It’s starting to feel like white people are in a competition to see who can have the worst take during this period of social upheaval. Today’s contestant is Travis Yates, a major in the Tulsa Police Department who has come under fire after going on a podcast and making some truly wild comments.
According to the Hill, Yates went on The Pat Campbell Show and said police officers are shooting black people “24 percent less than we probably ought to be.”
That, uh…that’s gonna be a big yikes for me, dog.
Yates was on the podcast to discuss the nationwide protests against police brutality that have occurred in recent weeks. Obviously, he is not a fan.
From The Hill:
Yates, in the podcast, knocked the protests that have erupted nationwide following Floyd’s death and the subsequent arrest of the officers involved.
“The officer was arrested the next day. They were prosecuted, they were fired. What are you doing? What do you mean, ‘justice?’ Justice at this point has been done,” Yates said on Monday. “Well, then it turned into systematic racism, systematic police brutality.”
“This is what they’re trying to say that all these changes need to come from: this is why we’re protesting, this is why we’re rioting. Because of systematic abuse of power and racism. That just doesn’t exist,” he added.
After rightfully being called out for his headass comments, Yates wheeled out the “taken out of context” defense that white people have grown so fond of in recent years. “I never said ‘actually.’ This is plainly false and factually inaccurate. And to think that beyond a discussion of comparative statistics that I would suggest that the ‘police should actually be shooting’ anyone is simply outrageous.” Yates said in a statement to KTUL in Tulsa.
This isn’t the first time Yates has said some truly egregious shit. “Would we even know where Ferguson was if Michael Brown would have simply got out of the street like the officer had asked him to do?” Yates asked in a 2016 essay entitled “Follow Commands or Die.” “Can anyone produce me a video of a police officer telling someone to do something, they comply and then the officer just shoots them. Can you imagine that video?” Yates goes on to ask in the essay. Literally a week after he wrote this, Charles Kinsey was shot by a Miami police officer while laying on the ground with his hands up. Only a few months later, one of Yates’ fellow officers in the Tulsa Police Department shot and killed Terrance Crutcher while he was standing in the middle of the street with his hands up.
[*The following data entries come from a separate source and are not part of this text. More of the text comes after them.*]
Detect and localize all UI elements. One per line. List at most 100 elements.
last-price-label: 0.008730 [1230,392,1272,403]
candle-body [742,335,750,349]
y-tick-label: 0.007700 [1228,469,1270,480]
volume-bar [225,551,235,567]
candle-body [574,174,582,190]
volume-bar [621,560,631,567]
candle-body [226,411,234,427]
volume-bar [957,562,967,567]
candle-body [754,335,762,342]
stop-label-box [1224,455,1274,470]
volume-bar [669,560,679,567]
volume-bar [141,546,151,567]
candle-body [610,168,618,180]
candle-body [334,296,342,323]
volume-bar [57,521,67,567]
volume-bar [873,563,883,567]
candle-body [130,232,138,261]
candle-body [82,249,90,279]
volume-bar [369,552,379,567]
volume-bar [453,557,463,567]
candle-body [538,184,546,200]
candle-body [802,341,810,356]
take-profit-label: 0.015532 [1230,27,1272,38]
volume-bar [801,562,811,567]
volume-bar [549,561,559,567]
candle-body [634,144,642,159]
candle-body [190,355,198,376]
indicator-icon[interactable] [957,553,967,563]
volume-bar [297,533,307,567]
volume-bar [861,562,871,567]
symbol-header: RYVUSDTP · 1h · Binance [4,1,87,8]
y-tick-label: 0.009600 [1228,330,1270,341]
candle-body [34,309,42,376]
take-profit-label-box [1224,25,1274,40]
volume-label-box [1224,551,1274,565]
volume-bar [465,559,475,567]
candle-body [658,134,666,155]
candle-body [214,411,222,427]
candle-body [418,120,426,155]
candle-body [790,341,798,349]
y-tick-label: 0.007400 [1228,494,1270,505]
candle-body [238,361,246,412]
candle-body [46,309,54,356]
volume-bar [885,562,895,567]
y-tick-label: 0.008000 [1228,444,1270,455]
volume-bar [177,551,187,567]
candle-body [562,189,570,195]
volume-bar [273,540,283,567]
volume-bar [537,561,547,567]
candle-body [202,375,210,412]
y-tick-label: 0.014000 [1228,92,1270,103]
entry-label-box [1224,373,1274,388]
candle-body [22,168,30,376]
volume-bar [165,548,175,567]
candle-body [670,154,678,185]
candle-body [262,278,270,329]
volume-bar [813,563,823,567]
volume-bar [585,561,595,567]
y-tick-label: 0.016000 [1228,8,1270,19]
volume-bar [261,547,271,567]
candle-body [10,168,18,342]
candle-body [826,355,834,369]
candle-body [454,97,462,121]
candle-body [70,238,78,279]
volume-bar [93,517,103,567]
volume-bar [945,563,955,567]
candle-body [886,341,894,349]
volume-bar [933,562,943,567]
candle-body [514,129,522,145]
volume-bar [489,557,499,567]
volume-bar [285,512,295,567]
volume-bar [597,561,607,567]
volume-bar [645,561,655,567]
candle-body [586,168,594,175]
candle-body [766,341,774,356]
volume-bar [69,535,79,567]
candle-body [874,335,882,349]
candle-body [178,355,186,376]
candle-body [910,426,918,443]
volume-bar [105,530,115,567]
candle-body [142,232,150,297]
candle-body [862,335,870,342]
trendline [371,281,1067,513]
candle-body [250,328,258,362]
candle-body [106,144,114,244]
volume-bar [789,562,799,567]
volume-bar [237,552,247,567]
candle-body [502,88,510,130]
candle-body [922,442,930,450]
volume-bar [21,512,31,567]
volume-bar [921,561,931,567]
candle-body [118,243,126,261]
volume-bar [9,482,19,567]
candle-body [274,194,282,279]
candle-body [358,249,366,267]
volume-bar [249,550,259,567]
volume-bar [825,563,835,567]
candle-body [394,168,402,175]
It doesn’t appear Yates will face any disciplinary action for what he said. Tulsa Police Capt. Richard Meulenberg was seemingly indifferent when asked by Public Radio Tulsa about Yates’ comments.
“Everybody’s got a right to their opinion. Obviously, he being a major with the Tulsa Police Department, it carries some weight that he has his opinion, and we’ll have to just kind of go through this. I mean, I can’t speak upon the thing that he talked about here because I don’t have the data. I can’t refute or substantiate what it is that he said here,” Meulenberg said.